Oil futures ended higher, posting a strong weekly gain, as the European Union made progress toward a ban on imports of Russian crude and gasoline futures surged to a record. The EU earlier this week proposed a phaseout of imports of Russian energy that would take effect within six months. The plan, which must be approved by all 27 members, still faces hurdles, with Hungary demanding more time and EU money to smooth the transition, according to The Wall Street Journal.

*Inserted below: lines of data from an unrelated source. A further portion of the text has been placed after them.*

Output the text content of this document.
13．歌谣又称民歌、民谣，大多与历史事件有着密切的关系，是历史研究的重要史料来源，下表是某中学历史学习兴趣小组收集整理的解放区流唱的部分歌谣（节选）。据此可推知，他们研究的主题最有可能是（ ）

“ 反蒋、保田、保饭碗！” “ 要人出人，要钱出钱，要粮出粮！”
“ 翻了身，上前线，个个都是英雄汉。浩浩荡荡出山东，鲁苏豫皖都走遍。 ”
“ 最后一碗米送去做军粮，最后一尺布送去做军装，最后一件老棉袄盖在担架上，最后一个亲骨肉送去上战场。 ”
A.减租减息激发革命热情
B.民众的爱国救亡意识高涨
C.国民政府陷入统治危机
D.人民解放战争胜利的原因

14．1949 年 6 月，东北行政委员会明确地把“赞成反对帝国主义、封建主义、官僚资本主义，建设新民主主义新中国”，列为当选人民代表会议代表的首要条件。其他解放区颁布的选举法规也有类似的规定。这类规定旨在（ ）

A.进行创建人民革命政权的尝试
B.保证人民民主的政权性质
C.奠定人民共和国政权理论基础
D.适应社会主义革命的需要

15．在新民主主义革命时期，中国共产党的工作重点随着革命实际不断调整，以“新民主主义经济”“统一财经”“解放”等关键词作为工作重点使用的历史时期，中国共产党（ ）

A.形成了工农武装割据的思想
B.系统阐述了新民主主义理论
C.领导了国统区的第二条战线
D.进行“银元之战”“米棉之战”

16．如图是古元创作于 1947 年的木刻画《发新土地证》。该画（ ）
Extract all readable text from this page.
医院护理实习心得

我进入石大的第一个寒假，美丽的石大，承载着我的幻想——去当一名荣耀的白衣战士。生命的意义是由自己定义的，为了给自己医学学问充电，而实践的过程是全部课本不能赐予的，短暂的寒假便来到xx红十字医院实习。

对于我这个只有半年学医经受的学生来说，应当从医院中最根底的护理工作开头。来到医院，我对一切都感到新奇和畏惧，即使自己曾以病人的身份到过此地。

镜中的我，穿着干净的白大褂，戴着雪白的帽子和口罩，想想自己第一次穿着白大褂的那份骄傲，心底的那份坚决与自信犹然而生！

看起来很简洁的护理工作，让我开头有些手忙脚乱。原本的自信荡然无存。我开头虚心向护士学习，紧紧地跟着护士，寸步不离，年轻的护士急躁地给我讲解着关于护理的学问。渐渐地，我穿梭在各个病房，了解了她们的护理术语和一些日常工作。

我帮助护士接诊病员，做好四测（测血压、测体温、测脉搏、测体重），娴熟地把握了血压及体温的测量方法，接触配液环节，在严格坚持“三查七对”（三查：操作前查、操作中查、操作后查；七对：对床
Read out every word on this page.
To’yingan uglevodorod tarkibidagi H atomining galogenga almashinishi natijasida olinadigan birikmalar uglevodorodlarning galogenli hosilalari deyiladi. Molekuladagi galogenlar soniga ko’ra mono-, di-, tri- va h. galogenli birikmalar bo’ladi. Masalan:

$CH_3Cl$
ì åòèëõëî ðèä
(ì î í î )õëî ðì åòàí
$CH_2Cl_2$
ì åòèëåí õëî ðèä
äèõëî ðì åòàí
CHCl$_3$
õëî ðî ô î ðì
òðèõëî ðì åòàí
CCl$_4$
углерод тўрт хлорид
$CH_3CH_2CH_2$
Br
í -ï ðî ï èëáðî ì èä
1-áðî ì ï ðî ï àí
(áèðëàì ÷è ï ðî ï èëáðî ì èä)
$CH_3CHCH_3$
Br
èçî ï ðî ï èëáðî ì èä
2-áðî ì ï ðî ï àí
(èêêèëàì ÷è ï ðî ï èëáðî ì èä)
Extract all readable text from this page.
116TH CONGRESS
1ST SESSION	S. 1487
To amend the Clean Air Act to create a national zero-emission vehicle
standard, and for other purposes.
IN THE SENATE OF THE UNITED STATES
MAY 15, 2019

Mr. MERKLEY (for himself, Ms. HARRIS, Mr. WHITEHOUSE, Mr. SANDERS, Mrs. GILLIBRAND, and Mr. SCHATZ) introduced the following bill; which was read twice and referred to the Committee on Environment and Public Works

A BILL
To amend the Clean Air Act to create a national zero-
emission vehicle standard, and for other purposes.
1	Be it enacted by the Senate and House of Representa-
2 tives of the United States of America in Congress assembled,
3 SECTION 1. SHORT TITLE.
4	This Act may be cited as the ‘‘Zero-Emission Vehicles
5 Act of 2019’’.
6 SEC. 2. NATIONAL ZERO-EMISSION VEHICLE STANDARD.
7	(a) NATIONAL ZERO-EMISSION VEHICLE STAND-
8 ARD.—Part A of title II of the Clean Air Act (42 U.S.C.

“Crude prices just want to head higher as energy traders completely fixate over the looming European sanctions on Russian oil. No one wants to be on the wrong side of a major crude supply disruption headline, so whatever oil price dips that happen will be short-lived,” said Edward Moya, senior market analyst at Oanda, in a note. West Texas Intermediate crude for June delivery rose 1.4% to close at $109.77 a barrel on the New York Mercantile Exchange, for a 4.9% weekly gain. July Brent crude, the global benchmark advanced 1.3% to end at $112.39 a barrel on ICE Futures Europe, up 4.9% for the week.
Major currencies were mixed against the US dollar in European and US trade. The Euro rose from near US$1.0485 to US$1.0595 and was near US$1.0550 at the US close. The Aussie dollar fell from US71.30 cents to US70.60 cents and was at US70.77 cents at the US close. And the Japanese yen held between 130.21 yen per US dollar and JPY130.69 and was at JPY130.55 at the US close.
European sharemarkets were weaker on Friday. Technology shares fell 2.8% and retailers lost 2% but oil and gas rose 0.5%. Shares in Adidas fell by 3.6% after lowering sales expectations for 2022. And shares in Dutch bank, ING lost 4.7% in response to worse-than-expected quarterly income. The pan-European STOXX 600 index fell by 1.9% and fell 4.5% over the week – the biggest weekly decline in 2 months. The German Dax lost 1.6% and the UK FTSE fell by 1.5%. In London trade shares in Rio Tinto fell by 0.7% and shares in BHP fell by 0.1%.
Earlier Friday, Chinese stocks ended the session lower. The benchmark Shanghai Composite Index fell 2.2%, while the Shenzhen Composite Index dropped 1.7%. The ChiNext Price Index slid 1.9%. Tourism-related companies, including travel agencies, attraction-site operators, airlines and airports, led the losses, after Beijing signaled its intention to stick to its zero-Covid policy.
Hong Kong stocks also ended the session lower. The benchmark Hang Seng Index fell 3.8%, marking its largest one-day decline in two months. Consumer-goods companies led losses amid rising worries over China’s consumption downturn amid Beijing’s continuing zero-Covid policy. Japanese stocks, however, were led higher by gains in energy and power stocks as hopes grew for nuclear-reactor restarts amid climbing oil prices. The Nikkei Stock Average rose 0.7%.